Much more impressive, and hanging in my hall, is the framed Jubilee Medal and Certificate that Dad received from the Queen in 1977. Now that says:
Buckingham Palace, 7th June 1977. By Command of HER MAJESTY THE QUEEN the accompanying medal is forwarded to William Rodney D--- to be worn in commemoration of Her Majesty's Silver Jubilee. 6th February 1952: 6th February 1977.

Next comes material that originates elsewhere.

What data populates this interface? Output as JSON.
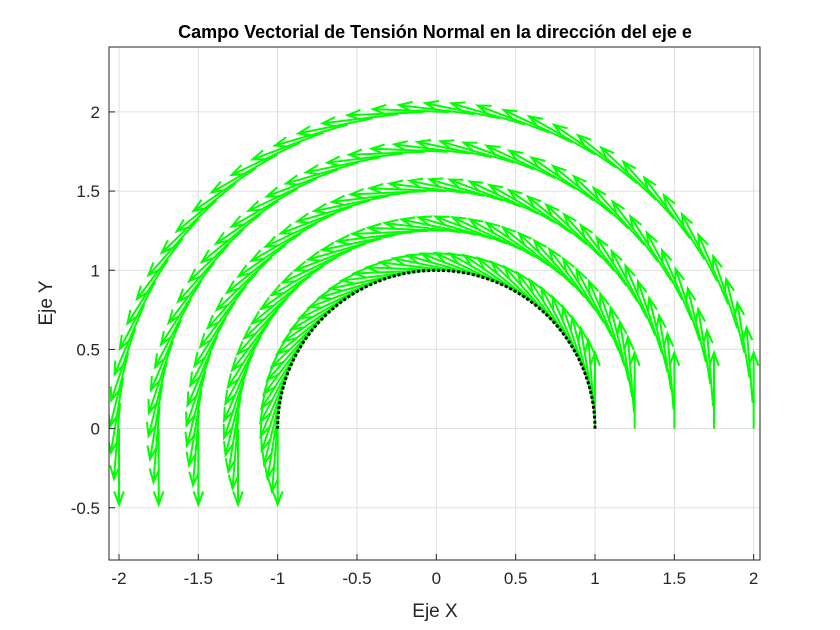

The medal is silver, attached to a white ribbon with blue and red stripes. Rather attractive. Although it says 'forwarded', Dad had to attend a function at the Palace at which the Queen presided. Doubtless he had a brief conversation with her - perhaps (in my dreams) on these lines:
The Queen: 'Arise, Sir Rodney. Accept this honour in commemoration of my Silver Jubliee.'
Dad: 'Thank you, Ma'am.'
The Queen: 'Your family will be very proud of you. I understand you have a lovely daughter named Lucy.'
Dad: 'Indeed I do, Ma'am. She is a fine young lady, already making her mark.'
The Queen: 'I hope then that one day I may meet her. Perhaps by the time of my Diamond Jubilee she will have achieved something worthy of a medal in her own right.'
Dad: 'Thank you Ma'am. No doubt she will.'
The above is invented, you understand, because Dad wouldn't say what actually happened. So I've simply supplied the most likely words, subject to what the Queen herself might disclose if I ever meet her!
Dad did say that he was never quite sure why he was awarded this medal. I knew that he had regularly introduced innovations at work of his own invention - he was a great 'ideas man' - and possibly it was felt that he deserved some recognition. On the other hand, pretty much every Civil Servant of some seniority must have got one of these medals. So maybe it was simply for long and loyal service. Dad was proud of it nevertheless. Mum was too, fit to burst, and so am I.
Well, I wish my GRC had 'By Command of Her Majesty The Queen...' on it, just to sex it up a little! Never mind, even if unassuming in appearance, it's a very important document that will affect the rest of my life in ways that Dad's Jubilee Medal couldn't.